The American Jobs and Closing Tax Loopholes Act (H.R. 4213), expected to be considered by the House this week, also includes provisions regarding retirement plan fee disclosure; provisions that are based on the 401(k) Fair Disclosure and Pension Security Act, according to a statement by Congressman George Miller (D-California), who authored that legislation that was subsequently approved by the Education and Labor Committee that Miller chairs last year.
“Guaranteeing the disclosure of hidden 401(k) fees will give Americans a fighting chance to strengthen their retirement and increase our nation’s future economic security,” said Miller in a press release. “We need to ensure that 401(k)s are run in the best interests of accountholders, not for the sake of boosting Wall Street’s bottom line.
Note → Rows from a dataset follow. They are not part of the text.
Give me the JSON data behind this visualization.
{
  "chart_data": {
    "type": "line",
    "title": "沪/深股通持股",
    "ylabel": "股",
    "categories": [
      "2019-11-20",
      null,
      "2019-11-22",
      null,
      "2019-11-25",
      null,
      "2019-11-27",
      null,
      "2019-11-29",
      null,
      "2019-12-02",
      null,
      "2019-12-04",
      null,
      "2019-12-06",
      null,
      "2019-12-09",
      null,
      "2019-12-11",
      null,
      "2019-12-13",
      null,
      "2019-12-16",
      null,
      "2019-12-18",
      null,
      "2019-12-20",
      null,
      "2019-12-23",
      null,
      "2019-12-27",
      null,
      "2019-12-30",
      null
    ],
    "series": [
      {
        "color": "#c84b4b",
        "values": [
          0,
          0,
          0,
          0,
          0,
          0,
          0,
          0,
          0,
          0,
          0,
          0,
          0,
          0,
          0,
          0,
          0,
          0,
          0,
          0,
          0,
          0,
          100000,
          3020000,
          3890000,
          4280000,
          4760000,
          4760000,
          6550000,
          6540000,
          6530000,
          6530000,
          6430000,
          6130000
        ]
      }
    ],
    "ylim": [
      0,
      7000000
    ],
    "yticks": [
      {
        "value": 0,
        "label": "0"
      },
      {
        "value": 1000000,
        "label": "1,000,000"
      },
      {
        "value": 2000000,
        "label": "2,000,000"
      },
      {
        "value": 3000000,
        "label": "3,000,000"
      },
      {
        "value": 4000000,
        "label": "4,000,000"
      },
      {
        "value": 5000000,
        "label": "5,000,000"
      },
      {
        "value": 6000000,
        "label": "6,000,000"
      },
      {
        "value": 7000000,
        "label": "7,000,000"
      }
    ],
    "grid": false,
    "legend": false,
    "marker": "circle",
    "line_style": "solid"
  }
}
I would like to thank Chairman Levin and Congressmen Rangel and Neal for working with the Education and Labor Committee on these important provisions.”
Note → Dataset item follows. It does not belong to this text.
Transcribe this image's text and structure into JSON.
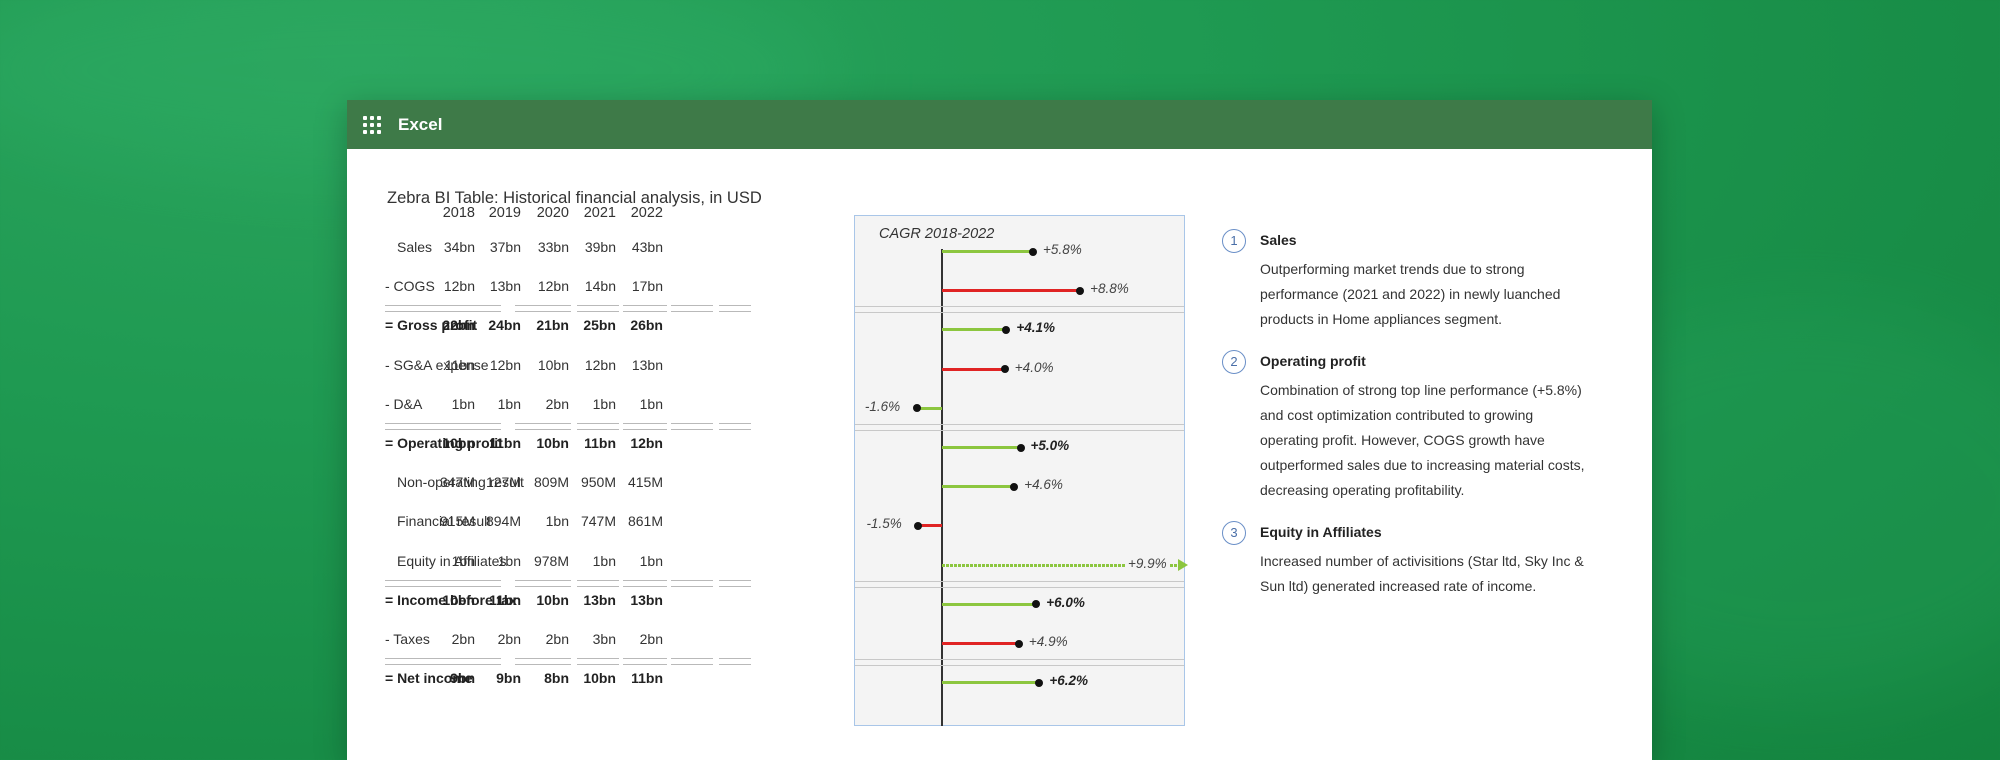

- Requires 401(k) service providers to disclose to employers all fees assessed against the participant’s account, broken down into three categories: plan administration and recordkeeping fees, investment management fees, and all other fees
- Requires the U.S. Department of Labor to review compliance with new disclosure requirements and impose penalties for violations
The bill also requires that:
- before enrollment, workers would receive information to help them understand investment options by providing basic investment disclosures, including information on risk, return, and investment objectives
- a worker’s quarterly statement list total contributions, earnings, closing account balance, net return, and all fees subtracted from the account
- workers “receive clear information on the name, risk level, and investment objective of each available investment option before enrolling in a 401(k) plan”
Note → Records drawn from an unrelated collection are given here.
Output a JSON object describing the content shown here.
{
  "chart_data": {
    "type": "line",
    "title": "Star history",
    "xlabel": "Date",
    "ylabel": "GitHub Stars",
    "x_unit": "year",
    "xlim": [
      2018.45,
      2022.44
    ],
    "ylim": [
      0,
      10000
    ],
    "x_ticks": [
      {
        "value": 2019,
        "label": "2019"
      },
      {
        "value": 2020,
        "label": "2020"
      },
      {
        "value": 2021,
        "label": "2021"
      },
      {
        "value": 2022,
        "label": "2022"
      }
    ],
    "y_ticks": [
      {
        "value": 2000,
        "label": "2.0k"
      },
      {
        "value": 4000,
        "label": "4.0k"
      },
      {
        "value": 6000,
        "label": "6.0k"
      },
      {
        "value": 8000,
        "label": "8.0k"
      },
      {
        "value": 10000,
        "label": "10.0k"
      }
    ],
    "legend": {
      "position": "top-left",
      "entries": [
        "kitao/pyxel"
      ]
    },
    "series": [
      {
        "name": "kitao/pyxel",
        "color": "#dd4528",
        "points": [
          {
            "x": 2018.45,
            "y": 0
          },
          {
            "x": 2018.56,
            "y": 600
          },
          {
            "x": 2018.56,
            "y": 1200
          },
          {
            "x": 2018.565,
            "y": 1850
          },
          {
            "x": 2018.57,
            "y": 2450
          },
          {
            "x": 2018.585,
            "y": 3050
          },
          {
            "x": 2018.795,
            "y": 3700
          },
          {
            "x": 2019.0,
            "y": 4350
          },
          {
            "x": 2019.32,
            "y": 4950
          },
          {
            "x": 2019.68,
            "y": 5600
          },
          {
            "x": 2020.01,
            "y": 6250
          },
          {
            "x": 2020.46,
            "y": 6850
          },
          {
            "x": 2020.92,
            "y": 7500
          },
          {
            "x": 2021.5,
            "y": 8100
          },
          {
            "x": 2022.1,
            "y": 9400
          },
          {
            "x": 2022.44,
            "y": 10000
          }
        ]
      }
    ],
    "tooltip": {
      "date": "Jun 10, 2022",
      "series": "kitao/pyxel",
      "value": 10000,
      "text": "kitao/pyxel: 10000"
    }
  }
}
- fees be disclosed for each investment option the employee invests, expressed in dollars or as a percentage
The bill would also make what Miller described as “important, but modest adjustments to funding requirements so plan sponsors will not have to choose between making forced cash contributions, freezing plans or cutting jobs.” Among other provisions, H.R. 4213 is an adjustment to the amount of time a plan can make up losses over time and relief on funding-level restrictions (see House Bill Carries DC Disclosure Requirements).